Ang Lee’s ‘Taking Woodstock’ was one of the most anticipated films in competition in Cannes, for obvious reasons—the stature of both the director and event he has attempted to recreate. But the reaction to the movie has been mixed. And even those who enjoyed it, myself included, have to admit that seemed surprisingly lightweight coming from the director who gave us the high tragedy of Brokeback Mountain and Lust, Caution. At yesterday’s Cannes press conference for the film, he explained that the project came about as a happy accident, when he met Eliot Tiber backstage in 2007 at TV talk show in San Francisco. Lee was promoting Lust, Caution; Tiber was flogging his book, Taking Woodstock: A True Story of a Riot, a Concert, and a Life. The author, who comes across as an adept salesman in the movie, gave him a three-minute pitch. Lee, who was longing to direct some lighter fare after making six tragedies in a row, was intrigued. Having already made The Ice Storm, which he saw as a ’70s movie about the post-Woodstock hangover, he saw an opportunity to complete the cycle. “I was yearning to do a comedy-slash-drama again without cynicism,” said Lee. “It took me a long way to get there. I thought after 13 years, I sort of earned the right to do it, just be relaxed, be happy and at peace with myself and everybody else.”
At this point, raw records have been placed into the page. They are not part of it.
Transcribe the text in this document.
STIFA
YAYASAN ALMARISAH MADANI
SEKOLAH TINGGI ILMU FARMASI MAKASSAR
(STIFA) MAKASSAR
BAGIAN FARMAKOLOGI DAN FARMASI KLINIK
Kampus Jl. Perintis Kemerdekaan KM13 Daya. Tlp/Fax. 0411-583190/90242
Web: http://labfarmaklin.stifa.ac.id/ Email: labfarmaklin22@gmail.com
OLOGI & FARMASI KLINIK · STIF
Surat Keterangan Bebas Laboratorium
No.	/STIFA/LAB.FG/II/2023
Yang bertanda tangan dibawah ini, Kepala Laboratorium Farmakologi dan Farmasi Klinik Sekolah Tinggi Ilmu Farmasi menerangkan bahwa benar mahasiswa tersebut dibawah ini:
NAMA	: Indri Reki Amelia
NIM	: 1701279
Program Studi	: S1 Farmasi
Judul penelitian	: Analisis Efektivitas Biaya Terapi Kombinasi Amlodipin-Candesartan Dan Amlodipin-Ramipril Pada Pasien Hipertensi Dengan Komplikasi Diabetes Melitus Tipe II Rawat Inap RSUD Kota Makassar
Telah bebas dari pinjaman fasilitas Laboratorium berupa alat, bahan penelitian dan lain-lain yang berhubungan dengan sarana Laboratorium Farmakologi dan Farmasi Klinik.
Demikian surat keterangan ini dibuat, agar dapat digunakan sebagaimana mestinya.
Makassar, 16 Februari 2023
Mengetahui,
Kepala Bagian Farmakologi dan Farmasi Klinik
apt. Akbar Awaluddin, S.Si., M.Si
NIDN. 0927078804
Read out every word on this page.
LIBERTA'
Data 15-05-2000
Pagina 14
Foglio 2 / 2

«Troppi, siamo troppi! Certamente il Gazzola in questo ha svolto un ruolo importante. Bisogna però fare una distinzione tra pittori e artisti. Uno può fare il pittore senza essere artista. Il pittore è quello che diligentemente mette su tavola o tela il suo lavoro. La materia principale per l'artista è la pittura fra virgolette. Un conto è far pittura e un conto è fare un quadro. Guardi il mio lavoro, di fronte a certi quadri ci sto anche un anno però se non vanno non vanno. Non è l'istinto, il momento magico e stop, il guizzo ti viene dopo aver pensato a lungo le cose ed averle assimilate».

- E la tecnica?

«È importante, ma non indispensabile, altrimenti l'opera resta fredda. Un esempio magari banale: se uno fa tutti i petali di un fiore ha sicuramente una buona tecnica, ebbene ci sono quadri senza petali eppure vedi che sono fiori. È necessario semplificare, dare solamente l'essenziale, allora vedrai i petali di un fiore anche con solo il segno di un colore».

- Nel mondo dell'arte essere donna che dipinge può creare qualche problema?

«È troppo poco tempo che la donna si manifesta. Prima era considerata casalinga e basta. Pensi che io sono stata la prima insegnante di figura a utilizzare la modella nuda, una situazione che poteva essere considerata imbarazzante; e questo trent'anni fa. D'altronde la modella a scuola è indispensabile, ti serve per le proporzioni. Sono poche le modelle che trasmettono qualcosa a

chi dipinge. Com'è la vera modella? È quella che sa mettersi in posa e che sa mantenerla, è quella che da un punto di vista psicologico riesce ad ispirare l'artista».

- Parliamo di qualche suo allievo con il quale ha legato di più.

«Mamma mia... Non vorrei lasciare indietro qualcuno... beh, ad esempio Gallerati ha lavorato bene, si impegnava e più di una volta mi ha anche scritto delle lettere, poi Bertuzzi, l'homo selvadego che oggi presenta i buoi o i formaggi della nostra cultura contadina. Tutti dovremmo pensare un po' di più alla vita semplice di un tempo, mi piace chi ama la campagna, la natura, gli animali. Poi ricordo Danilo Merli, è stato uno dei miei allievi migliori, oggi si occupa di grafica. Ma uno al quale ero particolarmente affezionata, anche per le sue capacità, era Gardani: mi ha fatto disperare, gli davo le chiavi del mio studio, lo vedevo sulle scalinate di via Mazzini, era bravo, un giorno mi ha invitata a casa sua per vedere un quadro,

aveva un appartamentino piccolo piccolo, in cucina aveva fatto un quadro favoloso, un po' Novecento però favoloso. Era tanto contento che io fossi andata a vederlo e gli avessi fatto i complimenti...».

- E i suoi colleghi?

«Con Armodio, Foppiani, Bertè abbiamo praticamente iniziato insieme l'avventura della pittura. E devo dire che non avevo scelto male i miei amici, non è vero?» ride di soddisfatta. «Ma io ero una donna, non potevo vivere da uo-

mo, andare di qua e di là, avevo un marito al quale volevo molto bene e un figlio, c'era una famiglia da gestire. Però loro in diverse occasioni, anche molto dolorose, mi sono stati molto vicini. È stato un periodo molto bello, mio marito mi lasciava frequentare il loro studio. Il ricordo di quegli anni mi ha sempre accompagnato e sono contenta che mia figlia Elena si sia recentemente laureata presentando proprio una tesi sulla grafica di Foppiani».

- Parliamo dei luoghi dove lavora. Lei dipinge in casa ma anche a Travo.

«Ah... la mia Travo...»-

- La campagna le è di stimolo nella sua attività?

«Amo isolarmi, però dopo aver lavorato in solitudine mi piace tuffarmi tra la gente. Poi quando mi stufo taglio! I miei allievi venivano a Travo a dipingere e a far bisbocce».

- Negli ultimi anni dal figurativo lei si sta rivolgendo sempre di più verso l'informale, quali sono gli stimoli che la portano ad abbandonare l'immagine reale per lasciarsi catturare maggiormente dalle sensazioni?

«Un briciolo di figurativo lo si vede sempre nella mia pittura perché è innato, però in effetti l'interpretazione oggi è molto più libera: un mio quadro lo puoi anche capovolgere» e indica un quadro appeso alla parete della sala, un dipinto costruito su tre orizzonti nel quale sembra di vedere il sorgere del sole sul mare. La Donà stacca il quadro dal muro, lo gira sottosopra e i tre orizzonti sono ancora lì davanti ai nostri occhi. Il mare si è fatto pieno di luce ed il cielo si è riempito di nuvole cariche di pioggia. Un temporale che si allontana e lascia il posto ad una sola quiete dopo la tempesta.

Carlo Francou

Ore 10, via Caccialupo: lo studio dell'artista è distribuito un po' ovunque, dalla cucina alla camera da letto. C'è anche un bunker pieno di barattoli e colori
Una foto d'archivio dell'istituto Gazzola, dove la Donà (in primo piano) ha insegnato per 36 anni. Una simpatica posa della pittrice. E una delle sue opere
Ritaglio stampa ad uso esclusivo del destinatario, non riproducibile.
But for many people, Lee was blithely venturing onto holy ground. The 1969 Woodstock festival is a cultural landmark, the apotheosis of the Sixties dream of peace ‘n’ love before the party turned into a bad trip. And it has meant a lot of things to a lot of people, whether or not they claim to have been among the half million people who fought the traffic to spend three days blissing out in music and mud. Also, the event already has a substantial legacy. It has been famously enshrined in Woodstock, Michael Wadleight’s three-hour, Oscar-winning documentary, which sets the bar high for any filmmaker trying to pull off a dramatic simulation—much less a filmmaker like Lee, who had never tackled large-scale epics.
But Lee’s approach was to view the event from the opposite end of the telescope, far away from the stage and the music. This is not a concert movie; it’s not even a music movie. It’s a coming-of-age story about Tiber, a young, closeted gay Jew, who ends up securing a permit for the Woodstock festival, turning his parents’ ramshackle motel into a base camp for the organizers, and having his mind blown by the time it’s over. Tiber is played by Demitri Martin, a New York stand-up comedian and TV writer-performer who has never acted in a movie. But though Lee considers the film a comedy, but it’s not there aren’t a lot of gags or one-liners. And Martin is not trying to be funny. In carrying his first film, however, he does have a lot of poise, and he has a self-possessed poise, and a look, that’s reminiscent of the young Dustin Hoffman in the Graduate—a film that Ang Lee and his screenwriter, Focus Features boss James Schamus, admit influenced them. But when I ask Martin about the comparison, he had the humility to dismiss it as absurd: “That’s like telling someone who just picked up a guitar that he’s like Jimi Hendrix.”
As for Ang Lee, when asked about his biggest challenge in making Taking Woodstock, he said, without a moment’s hesitation, “The extras . . .policing them with their attitudes and even their pubic hair.” The filmmakers set up “hippie camp” to instruct their background tribes in the finer points of non-grooming. Finding skinny extras who who didn’t have gym sculpted bodies was especially difficult, added Schamus. “When you think about it, a generation of people who weren’t fat, who weren’t staring at themselves in the mirror all the time, and not shaving everything off down there—it captures the difference of 40 years right there.”